Mr. Alsworthy patted her reassuringly on the arm. "Buck up, my girl. There will be a new scandal next week, and you will be all but forgotten."
"But I will still be married," pointed out Letty, lifting her glass again to her lips. The bubbles didn't hurt quite so much, and the sour liquid was beginning to spread a comforting warmth from her cheekbones straight back to her ears.
"Alas, so go we all eventually. It is an unenviable but inevitable part of the human condition." Mr. Alsworthy's eyes lit upon a portly gentleman who was dipping his cup directly into the punch. "Ah, that's where Marchmain got to! His recent letter in the Thinking Man's Monthly on the implications of that man Smith's theories was entirely misguided."
"Was it?" muttered Letty.
She should have known better than to seek reassurance from her father. After all, this was the man whose idea of comforting a child afraid of the dark was to explain Plato's allegory of shadows on the wall of the cave. As a strategy, it had worked better than one might have expected. The story had put her straight to sleep, mooting the entire question of monsters in the closet.
Unfortunately, she didn't think a misconceived marriage could be similarly bored away with an explanation of the wealth of nations, not unless she slept for a very long time, indeed.
Some of the strain in Letty's tone must have penetrated her father's philosophical fervor. Mr. Alsworthy paused a moment in his pursuit of greater truths to comfort his daughter in her time of need.

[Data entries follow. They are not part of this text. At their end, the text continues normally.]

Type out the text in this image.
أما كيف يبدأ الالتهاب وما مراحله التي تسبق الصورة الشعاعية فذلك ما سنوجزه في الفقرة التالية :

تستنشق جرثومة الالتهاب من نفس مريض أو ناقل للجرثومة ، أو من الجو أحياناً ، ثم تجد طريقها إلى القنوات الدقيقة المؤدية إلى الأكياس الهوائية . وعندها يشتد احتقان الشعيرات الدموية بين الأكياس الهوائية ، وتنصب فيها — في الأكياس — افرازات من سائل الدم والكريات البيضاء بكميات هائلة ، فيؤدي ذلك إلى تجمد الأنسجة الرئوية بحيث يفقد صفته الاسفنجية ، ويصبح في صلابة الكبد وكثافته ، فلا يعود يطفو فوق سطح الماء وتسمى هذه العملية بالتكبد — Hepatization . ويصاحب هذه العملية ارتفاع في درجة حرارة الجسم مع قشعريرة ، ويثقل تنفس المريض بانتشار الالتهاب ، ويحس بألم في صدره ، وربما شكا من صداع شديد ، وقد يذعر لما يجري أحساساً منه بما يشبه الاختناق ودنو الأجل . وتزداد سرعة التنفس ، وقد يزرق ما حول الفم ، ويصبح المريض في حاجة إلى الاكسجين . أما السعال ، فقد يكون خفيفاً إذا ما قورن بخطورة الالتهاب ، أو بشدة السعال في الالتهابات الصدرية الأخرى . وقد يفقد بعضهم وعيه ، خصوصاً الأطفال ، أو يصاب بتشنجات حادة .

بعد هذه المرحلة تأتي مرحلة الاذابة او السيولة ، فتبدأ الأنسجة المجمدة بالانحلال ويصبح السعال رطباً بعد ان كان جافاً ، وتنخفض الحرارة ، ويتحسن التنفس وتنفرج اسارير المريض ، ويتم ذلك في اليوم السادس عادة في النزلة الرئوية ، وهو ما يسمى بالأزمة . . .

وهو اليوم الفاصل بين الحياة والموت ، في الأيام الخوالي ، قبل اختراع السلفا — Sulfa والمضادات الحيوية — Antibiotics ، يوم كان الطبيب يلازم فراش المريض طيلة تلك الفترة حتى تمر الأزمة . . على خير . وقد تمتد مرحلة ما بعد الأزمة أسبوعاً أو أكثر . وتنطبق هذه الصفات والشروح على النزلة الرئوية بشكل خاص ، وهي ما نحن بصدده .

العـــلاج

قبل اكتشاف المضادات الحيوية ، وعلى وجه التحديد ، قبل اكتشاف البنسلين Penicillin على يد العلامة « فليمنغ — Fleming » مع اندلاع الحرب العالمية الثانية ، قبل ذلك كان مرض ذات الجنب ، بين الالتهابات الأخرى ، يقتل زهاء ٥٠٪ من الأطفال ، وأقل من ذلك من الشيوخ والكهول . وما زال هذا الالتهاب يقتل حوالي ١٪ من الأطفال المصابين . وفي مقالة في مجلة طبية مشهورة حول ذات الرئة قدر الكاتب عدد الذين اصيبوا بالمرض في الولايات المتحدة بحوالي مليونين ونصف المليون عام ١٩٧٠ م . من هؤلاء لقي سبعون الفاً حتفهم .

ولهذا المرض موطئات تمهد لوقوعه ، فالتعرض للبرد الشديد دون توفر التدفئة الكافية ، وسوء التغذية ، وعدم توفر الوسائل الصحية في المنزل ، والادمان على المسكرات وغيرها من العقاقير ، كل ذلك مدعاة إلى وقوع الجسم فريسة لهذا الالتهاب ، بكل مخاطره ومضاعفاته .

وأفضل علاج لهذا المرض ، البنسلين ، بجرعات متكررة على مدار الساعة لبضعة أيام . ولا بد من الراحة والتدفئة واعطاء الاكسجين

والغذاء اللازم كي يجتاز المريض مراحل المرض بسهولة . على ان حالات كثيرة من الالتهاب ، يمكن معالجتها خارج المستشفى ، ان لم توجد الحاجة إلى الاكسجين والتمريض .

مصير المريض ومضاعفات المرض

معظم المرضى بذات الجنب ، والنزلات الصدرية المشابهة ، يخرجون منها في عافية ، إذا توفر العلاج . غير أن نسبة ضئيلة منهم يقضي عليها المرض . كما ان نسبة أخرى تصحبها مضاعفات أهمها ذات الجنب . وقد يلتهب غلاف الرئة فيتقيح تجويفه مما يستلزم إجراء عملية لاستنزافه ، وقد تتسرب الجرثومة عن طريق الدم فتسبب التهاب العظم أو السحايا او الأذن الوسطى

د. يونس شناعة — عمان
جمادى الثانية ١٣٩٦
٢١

"In navigating the shoals of matrimony, my best advice to you, my dear," he said briskly, "is to invest in a subscription to the circulating library and a stout pair of earplugs."
"Your very best advice is earplugs?"
"Yes, earplugs. I favor wax, although a bit of wadded cloth will do, as well." His duty discharged, Mr. Alsworthy beamed at his daughter, set his spectacles more firmly on the bridge of his nose, and said, "Pardon me, my dear. I'm off to set Marchmain straight. The man doesn't know the first thing about the principles of political economy."
With a gleam in his eye not unknown to Roman Caesars and the more bloodthirsty sort of pugilist, Mr. Alsworthy set off for the punchbowl and his prey, leaving his daughter prey to another sort of emotion entirely.